Hi, I was trying out the new Swift Numerics package. I wrote a generic function to add two numbers where lhs and rhs conformed to Real. In my case when adding integers, the compiler complains that Int32 and UInt8 do not conform to Real. Aren't integers real numbers?
If you look at the Real protocol defined in Real.swift, types conforming to Real have to conform to FloatingPoint (as well as the new RealFunctions protocol). The integer types (Int32, and UInt8 are examples) do not conform to FloatingPoint.
Integers are real numbers, but computational integer arithmetic is not (approximate) real arithmetic. In particular, the real numbers are a field, but integer division is not the division operation of a field (not even approximately). For these (and other) reasons, it doesn't make sense for integer types to conform to the Real protocol.

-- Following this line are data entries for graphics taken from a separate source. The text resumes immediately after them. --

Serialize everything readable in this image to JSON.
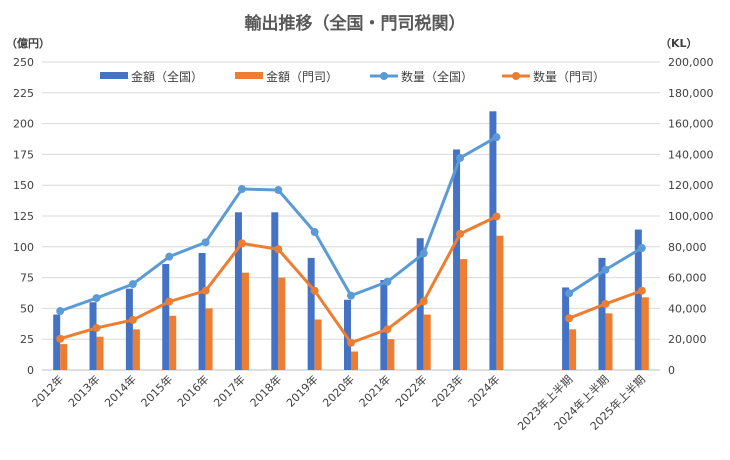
{
  "chart_data": {
    "type": "bar+line",
    "title": "輸出推移（全国・門司税関）",
    "ylabel_left": "（億円）",
    "ylabel_right": "（KL）",
    "ylim_left": [
      0,
      250
    ],
    "ylim_right": [
      0,
      200000
    ],
    "yticks_left": [
      "0",
      "25",
      "50",
      "75",
      "100",
      "125",
      "150",
      "175",
      "200",
      "225",
      "250"
    ],
    "yticks_right": [
      "0",
      "20,000",
      "40,000",
      "60,000",
      "80,000",
      "100,000",
      "120,000",
      "140,000",
      "160,000",
      "180,000",
      "200,000"
    ],
    "grid": true,
    "legend_position": "top",
    "categories": [
      "2012年",
      "2013年",
      "2014年",
      "2015年",
      "2016年",
      "2017年",
      "2018年",
      "2019年",
      "2020年",
      "2021年",
      "2022年",
      "2023年",
      "2024年",
      "",
      "2023年上半期",
      "2024年上半期",
      "2025年上半期"
    ],
    "series": [
      {
        "name": "金額（全国）",
        "kind": "bar",
        "axis": "left",
        "color": "#4472C4",
        "values": [
          45,
          55,
          66,
          86,
          95,
          128,
          128,
          91,
          57,
          73,
          107,
          179,
          210,
          null,
          67,
          91,
          114
        ]
      },
      {
        "name": "金額（門司）",
        "kind": "bar",
        "axis": "left",
        "color": "#ED7D31",
        "values": [
          21,
          27,
          33,
          44,
          50,
          79,
          75,
          41,
          15,
          25,
          45,
          90,
          109,
          null,
          33,
          46,
          59
        ]
      },
      {
        "name": "数量（全国）",
        "kind": "line",
        "axis": "right",
        "color": "#5B9BD5",
        "values": [
          38300,
          46700,
          55800,
          73600,
          82900,
          117500,
          116900,
          89600,
          48300,
          57300,
          75700,
          137700,
          151200,
          null,
          49800,
          65100,
          79200
        ]
      },
      {
        "name": "数量（門司）",
        "kind": "line",
        "axis": "right",
        "color": "#ED7D31",
        "values": [
          20300,
          27300,
          32500,
          44400,
          51500,
          82200,
          78400,
          51500,
          17700,
          26400,
          44600,
          88400,
          99700,
          null,
          33600,
          42900,
          51500
        ]
      }
    ]
  }
}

Some other similar examples are illustrative:
every integer is also a complex number, but should integers conform to a hypothetical ComplexProtocol?
If I had an EvenInteger type, those values would all be integer, but that type should not conform to BinaryInteger (because it cannot satisfy the semantic requirements of Numeric, since the even integers do not form a ring [with identity]).
As a general principle, subsets should not necessarily conform to the same protocols as the superset. This is perfectly normal.
Swift (like many other programming languages) borrows some names from math, but it can't fulfill all the aspects that are associated with the original terms: Int has a maximum, Sets have an order and x + 1 == x can be true. UInt often behaves like ℕ, and Real tries hard to mimic ℝ — but algebra and analysis don't suffer from some of the technical limitations computers have ;-)
No, integers aren't real numbers. They approximate the natural numbers (albeit being finite). For instance integers are not closed under division, and not all integers have multiplicative inverses.
(This is all very academic, and in a purely practical sense, @scanon has already said everything there is to say.)
In standard set-theoretic mathematics, this is all a bit fuzzy because the notion of "types" doesn't really exist, so in a certain sense integers can be considered "real numbers" (inasmuch as you can use your favourite construction of the real numbers and then identify a subset of those with the integers, but this is also a bit awkward, because you need another notion of integers in the first place in order to be able to construct the real numbers...), but critically, mathematical theorems about the set of integers are not the same theorems as those about the set of real numbers, because these two are distinct sets (and when proving things about a set, of course it matters that certain elements are not part of the set).
This means you have to be a bit careful about which statements about the real numbers are applicable for integers, too. For example, if you prove that 2^{x+y} = 2^x2^y for all real numbers x,y, the same proof is valid for all integers x, y, but a theorem like "every non-zero real number has an inverse" is of course not true for the integers. The first statement relies only on a predicate that is valid for every two elements of the set, so it's still valid when considering a subset, but the second theorem needs to "look at other elements in the set".
You can look at other types of mathematical foundations which have some type-theory background and then integers and real numbers are more clearly distinct, and if you want to extend some proof about the reals to a corresponding proof about the integers in e.g. something like Coq, you need to work with explicit homomorphisms.
Tangential to your point, but neither of these subset relations holds in Swift, nor does Float ⊇ Int32. Int32 can represent values that are not representable as Float (e.g. 0xffff_ffff; the closest representable Float value is 0x1_0000_0000), and Int is equivalent to Int32 on 32b platforms, so cannot necessarily represent all Int64 values.
Why would data loss be ideally handled at runtime? Part of the benefit of Swift's strict non-conversion rules is that data loss is made explicit at point-of-loss.
I can get behind auto-promotion of smaller integer widths to larger, as those can never lose data. I can't agree with the reverse. For those applications where it doesn't matter, it's still possible, and for those where it does, the developer can be sure he's not making any invisible mistakes.
You are dismissing the value of explicitness. This is a design principle of Swift, and I feel you're banging your head against the wall in trying to change it.